Bitcoin weathers U.S.-Iran shocks; rising-lows pattern, $74k breakout key
Bitcoin initially plunged ~8.5% on the opening day of the U.S.-Iran conflict but recovered, rising about 11% from that low and roughly 3–4% in the latest window to around $68,000–70,600. Each geopolitical escalation produced smaller drawdowns and higher intraday lows (notable lows: $64k on Feb 28, $66k on Mar 2, $68k on Mar 7, $69.4k on Mar 12, $70.6k after Kharg Island). Resistance at $73k–$74k has held four times, creating a compression between a rising support floor and a steady ceiling.

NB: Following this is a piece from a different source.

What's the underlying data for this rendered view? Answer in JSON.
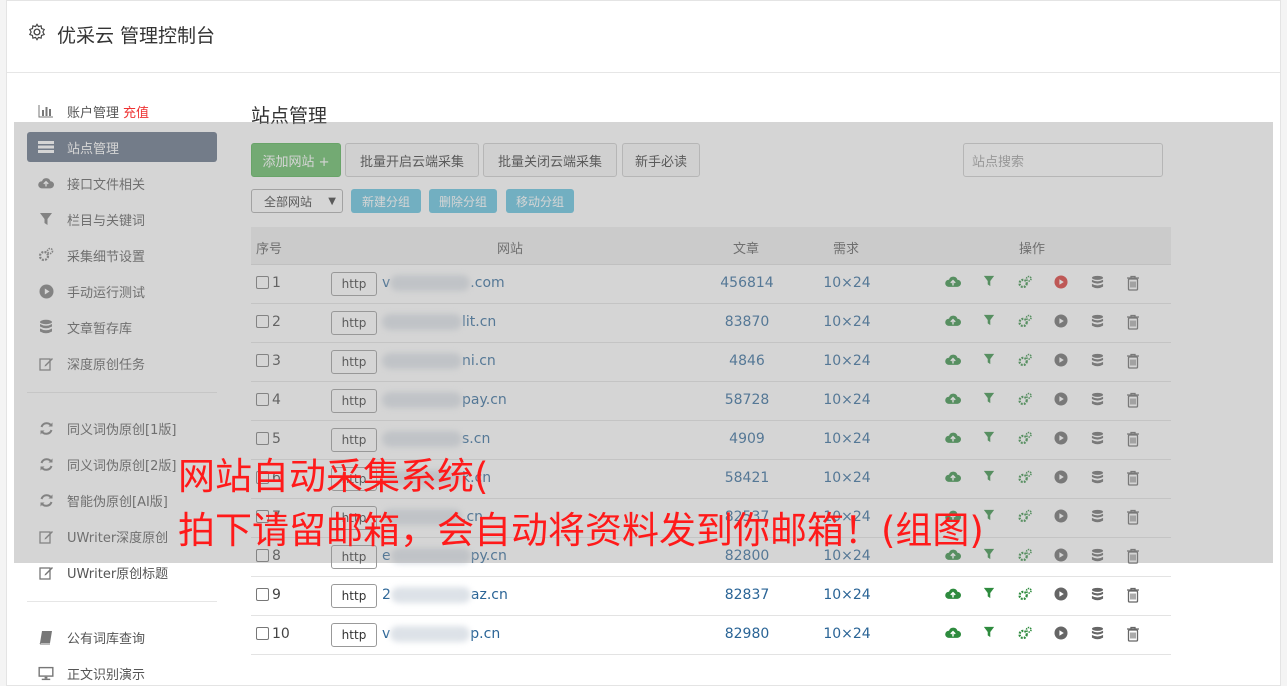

Market structure has shifted: February liquidations removed weaker leveraged positions, coin-margined open interest has fallen, and funding rates remain negative — signs of deleveraging and cleaner markets. Spot-driven flows show renewed U.S. institutional demand (Coinbase premium, steady spot ETF inflows), making recent gains more spot-supported than leverage-driven. Macro factors remain relevant: oil and the U.S. dollar have rallied on energy-risk headlines and stronger yields, while gold and silver lagged. For traders: the rising-lows pattern implies strengthening short-term support; a decisive breakout above ~$74,000 would signal continuation, while failure to break higher amid conflict escalation could trigger a larger sell-off. Key metrics to watch: BTC price near $68k–$70.6k, resistance $73k–$74k, declining coin-margined open interest, negative funding rates, Coinbase premium, and ongoing spot ETF inflows. Keywords: Bitcoin, BTC price, geopolitical risk, spot ETF inflows, funding rate.
Bullish
The combined reporting points to a net bullish near-term outlook for BTC. Despite an initial sharp sell-off tied to the U.S.-Iran conflict, bitcoin has shown faster recoveries, rising intraday lows, and an 11% rebound from the opening-day low. Structural market improvements — reduced coin-margined open interest, negative funding rates after deleveraging, and spot-driven flows including Coinbase premiums and steady spot ETF inflows — indicate recent gains are more supported by real buying than by leverage. The repeated rejections at $73k–$74k create a clear breakout level: a successful breach would likely trigger continued upside as short-term resistance becomes support. Conversely, the conflict remains a tail risk; renewed escalation could compress liquidity and prompt larger sell-offs, especially if oil-supply concerns intensify. For traders, the immediate bias is bullish while BTC maintains the pattern of rising lows and spot demand; risk management is essential around the $73k–$74k zone and during macro shocks.